Date of this Version


Publication Source

2016 Annual Meeting of the American Education Research Association (AERA), Washington, D.C.


The STEM pipeline is viewed as a universal metaphor representing the “path from elementary school to a STEM career” (Hill, Corbett, & Rose, 2010, p. 17). In the last few years, initiatives focused on strengthening the STEM pipeline have expanded in scale and emphases; from broadening the STEM pipeline to diversifying. In spite of multi-pronged efforts on the behalf of various entities, lower rates of participation in the STEM pipeline continue to prevail among individuals from ethnic, racial, and socio-economic groups; especially in physical sciences and engineering (Jacobs & Simpkins, 2005; Kahle, 2004; National Science Foundation, 2013; President’s Council of Advisors on Science and Technology, 2010, 2012; Rothwell, 2014).

Students at the intersectionality of two or more variables of underrepresentation are exponentially disadvantaged within the STEM pipeline (NCES, 2009; Sadler, et al., 2012). If we are to craft effective ways of diversifying the STEM pipeline in the US, we have to start by first exploring socio-cultural variables vis-a´-vis the proportional representation of all segments of the US population (Hill, Corbett, & Rose, 2010; McDermot & Mack, 2014). Harris-Perry (2013) discusses women of color at the intersection of race and gender as they craft their progress in juxtaposition with stereotypes as well as subtle and actual prejudice.

Historically, programs created to serve women have primarily benefitted White women and programs designed to serve minorities have mainly served minority men (Ong et al., 2011). And although, female students’ participation is increasing in life and health sciences; their involvement in physical sciences, engineering, and mathematics continues to be at or near historic lows (Hill, Corbett, & Rose, 2010; Rankins, Rankins & Inniss, 2014; Rothwell, 2014).
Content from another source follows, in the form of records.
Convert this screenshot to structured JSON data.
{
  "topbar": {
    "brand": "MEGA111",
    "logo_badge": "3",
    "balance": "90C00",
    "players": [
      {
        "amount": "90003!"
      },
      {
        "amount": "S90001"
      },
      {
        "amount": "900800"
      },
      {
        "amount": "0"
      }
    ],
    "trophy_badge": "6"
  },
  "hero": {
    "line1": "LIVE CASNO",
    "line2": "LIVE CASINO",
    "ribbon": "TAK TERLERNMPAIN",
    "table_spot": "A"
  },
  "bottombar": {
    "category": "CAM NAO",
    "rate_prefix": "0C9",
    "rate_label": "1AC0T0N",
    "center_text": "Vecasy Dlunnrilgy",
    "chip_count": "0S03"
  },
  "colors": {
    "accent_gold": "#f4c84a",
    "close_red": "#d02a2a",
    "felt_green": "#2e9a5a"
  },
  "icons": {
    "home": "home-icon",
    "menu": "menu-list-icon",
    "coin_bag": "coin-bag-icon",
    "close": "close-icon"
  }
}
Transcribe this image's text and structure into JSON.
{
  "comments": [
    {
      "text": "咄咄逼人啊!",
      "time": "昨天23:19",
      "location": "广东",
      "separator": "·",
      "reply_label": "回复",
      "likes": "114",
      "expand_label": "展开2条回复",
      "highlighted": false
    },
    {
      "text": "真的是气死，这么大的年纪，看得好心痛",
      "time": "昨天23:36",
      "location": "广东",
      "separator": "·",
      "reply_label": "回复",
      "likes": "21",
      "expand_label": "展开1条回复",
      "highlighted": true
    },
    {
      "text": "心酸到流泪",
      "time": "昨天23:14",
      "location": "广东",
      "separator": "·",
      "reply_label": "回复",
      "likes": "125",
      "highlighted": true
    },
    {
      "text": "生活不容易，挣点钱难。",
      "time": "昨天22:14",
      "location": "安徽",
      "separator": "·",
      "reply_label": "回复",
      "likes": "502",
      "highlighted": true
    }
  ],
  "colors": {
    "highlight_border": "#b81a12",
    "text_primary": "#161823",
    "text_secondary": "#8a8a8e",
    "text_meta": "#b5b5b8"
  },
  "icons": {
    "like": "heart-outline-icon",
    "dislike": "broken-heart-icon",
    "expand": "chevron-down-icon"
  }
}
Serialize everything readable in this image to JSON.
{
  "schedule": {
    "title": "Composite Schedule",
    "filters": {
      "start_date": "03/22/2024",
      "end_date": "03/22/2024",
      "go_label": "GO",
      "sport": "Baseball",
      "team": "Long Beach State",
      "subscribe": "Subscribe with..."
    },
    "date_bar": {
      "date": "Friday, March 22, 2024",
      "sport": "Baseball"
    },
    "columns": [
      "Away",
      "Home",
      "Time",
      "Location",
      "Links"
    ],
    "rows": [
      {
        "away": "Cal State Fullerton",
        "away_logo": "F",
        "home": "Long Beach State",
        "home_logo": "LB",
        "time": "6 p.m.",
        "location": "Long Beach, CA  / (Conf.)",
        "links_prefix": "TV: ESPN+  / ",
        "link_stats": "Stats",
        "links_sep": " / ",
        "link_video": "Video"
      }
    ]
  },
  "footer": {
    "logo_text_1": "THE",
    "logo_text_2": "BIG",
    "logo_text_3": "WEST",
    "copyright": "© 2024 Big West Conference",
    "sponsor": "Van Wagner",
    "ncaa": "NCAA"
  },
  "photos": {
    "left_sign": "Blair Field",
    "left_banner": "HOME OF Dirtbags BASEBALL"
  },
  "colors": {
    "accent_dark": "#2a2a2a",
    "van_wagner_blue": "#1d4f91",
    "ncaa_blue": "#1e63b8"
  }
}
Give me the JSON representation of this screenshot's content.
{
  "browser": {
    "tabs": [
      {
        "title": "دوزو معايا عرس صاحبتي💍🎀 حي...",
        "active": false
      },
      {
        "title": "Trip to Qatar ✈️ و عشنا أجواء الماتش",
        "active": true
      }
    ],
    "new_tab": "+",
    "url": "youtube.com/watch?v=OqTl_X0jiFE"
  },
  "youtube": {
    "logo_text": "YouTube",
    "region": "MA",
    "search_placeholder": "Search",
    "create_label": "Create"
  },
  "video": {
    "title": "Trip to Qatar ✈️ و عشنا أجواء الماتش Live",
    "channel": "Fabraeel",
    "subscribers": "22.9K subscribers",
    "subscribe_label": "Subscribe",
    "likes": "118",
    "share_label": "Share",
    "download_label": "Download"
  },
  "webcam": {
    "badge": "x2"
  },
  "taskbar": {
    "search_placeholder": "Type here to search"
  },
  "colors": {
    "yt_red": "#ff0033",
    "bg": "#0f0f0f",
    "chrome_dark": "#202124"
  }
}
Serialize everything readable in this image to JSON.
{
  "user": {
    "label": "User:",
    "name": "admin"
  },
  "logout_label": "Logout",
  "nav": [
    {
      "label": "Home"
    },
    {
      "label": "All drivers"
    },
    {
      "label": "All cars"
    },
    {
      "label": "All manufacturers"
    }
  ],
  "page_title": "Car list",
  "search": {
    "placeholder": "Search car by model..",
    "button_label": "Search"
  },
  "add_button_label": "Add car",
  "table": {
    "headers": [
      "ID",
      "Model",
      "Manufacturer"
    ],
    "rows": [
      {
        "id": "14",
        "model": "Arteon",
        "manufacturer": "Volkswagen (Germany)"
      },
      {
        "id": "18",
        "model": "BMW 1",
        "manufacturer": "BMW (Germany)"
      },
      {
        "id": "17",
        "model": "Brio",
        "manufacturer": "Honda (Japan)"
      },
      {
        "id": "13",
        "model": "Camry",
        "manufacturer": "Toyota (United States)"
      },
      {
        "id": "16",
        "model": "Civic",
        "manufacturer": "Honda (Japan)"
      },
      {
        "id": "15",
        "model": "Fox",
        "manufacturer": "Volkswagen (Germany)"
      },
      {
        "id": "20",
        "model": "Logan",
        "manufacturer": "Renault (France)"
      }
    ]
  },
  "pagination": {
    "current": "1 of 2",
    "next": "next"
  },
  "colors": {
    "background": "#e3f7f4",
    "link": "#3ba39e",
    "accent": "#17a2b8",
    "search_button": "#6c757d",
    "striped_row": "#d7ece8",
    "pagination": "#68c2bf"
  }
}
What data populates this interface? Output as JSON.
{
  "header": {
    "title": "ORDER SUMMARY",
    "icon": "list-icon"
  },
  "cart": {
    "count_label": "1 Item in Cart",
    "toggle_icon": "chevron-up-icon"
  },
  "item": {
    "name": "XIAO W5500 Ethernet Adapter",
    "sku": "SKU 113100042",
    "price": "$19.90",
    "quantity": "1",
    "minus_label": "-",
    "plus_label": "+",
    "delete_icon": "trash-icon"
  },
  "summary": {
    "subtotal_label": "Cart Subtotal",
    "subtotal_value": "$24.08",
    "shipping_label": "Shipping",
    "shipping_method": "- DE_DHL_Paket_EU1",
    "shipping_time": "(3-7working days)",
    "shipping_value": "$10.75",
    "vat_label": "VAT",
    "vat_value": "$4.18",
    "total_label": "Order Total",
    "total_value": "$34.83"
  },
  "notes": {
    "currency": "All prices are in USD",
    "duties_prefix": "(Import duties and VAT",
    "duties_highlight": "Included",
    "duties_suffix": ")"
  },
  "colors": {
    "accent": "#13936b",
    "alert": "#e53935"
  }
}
Within the above context, this study explores the journeys and issues of concern/ambiguity of minority female students through last two years of high school into matriculation in postsecondary STEM degrees/majors. The students are enrolled in two high schools located in a starkly under resourced area. The study hypothesizes that the challenges experienced by the female students do not completely dissipate, rather, over time, the students learn to identify adaptive ways to be successful as they make use of available support and guidance.